EMS workers in Portland, Oregon are critical of NEMSA because it disclaimed their bargaining unit when it could not negotiate an acceptable contract for their workforce. NEMSA walked away from approximately 500 members, leaving them unrepresented. "Everybody was upset," Charlie Savoie said. "A faction figured maybe we'd been had, and began collecting petitions to file for new representation by the Teamsters."
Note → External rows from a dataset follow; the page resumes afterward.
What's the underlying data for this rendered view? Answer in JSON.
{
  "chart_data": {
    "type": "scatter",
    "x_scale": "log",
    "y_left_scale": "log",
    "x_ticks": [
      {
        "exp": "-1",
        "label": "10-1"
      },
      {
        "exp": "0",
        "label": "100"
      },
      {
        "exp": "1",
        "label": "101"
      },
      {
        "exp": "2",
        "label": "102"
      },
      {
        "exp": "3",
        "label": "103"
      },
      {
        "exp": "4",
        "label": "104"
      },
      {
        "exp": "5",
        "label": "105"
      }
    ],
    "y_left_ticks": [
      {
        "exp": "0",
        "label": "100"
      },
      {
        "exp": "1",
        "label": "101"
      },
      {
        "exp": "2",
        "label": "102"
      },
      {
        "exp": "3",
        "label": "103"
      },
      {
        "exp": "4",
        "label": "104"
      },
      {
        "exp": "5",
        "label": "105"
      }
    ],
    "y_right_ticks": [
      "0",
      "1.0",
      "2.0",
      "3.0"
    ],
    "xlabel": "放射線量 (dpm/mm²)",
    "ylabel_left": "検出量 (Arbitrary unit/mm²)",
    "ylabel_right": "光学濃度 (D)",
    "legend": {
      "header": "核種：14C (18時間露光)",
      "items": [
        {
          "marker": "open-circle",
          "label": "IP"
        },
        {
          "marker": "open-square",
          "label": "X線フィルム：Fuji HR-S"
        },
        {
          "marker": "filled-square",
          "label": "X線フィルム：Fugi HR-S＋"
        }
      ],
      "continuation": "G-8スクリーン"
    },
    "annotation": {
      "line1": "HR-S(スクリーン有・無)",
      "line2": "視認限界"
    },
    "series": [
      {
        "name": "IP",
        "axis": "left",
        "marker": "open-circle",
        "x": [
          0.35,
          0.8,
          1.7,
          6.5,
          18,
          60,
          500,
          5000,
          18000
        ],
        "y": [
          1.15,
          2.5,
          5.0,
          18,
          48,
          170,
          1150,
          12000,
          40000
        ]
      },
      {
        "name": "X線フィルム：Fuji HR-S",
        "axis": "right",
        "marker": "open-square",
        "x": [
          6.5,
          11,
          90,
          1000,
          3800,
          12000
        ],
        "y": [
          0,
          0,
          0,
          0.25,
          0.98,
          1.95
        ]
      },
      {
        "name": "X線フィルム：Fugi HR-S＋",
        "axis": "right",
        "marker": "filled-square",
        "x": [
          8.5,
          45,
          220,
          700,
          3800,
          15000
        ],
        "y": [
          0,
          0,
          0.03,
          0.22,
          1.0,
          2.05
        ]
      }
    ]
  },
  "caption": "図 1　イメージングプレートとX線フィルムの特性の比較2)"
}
Former NEMSA member Edward Gavin Jr. filed a lawsuit against NEMSA in 2011, claiming it had breached its duty of fair representation owed to Gavin under law. "On July 8, 2011 Mr. Gavin found out that at the Step Two grievance hearing he had briefly attended, NEMSA had withdrawn his grievance rather than allowing a decision to be made. The withdrawal of the grievance at the Step Two stage of the grievance process prevented the grievance from being taken to Step Three of the process, arbitration. As a result of the grievance being withdrawn by NEMSA, Mr. Gavin lost the opportunity to have the NEMSA stewards decide whether to take the grievance to arbitration, he lost the opportunity to appeal any decision by NEMSA not to take the grievance over his termination taken to arbitration, he lost the opportunity to have his grievance taken to arbitration, and he lost the opportunity to contest the termination of his employment. Mr. Gavin had never agreed to the withdrawal of the grievance." Gavin received summary judgement against him in US Federal Court.

NEMSA members, as reported by EMS Insider, were critical of NEMSA due to NEMSA not providing board of directors meeting minutes or financial information about NEMSA upon request.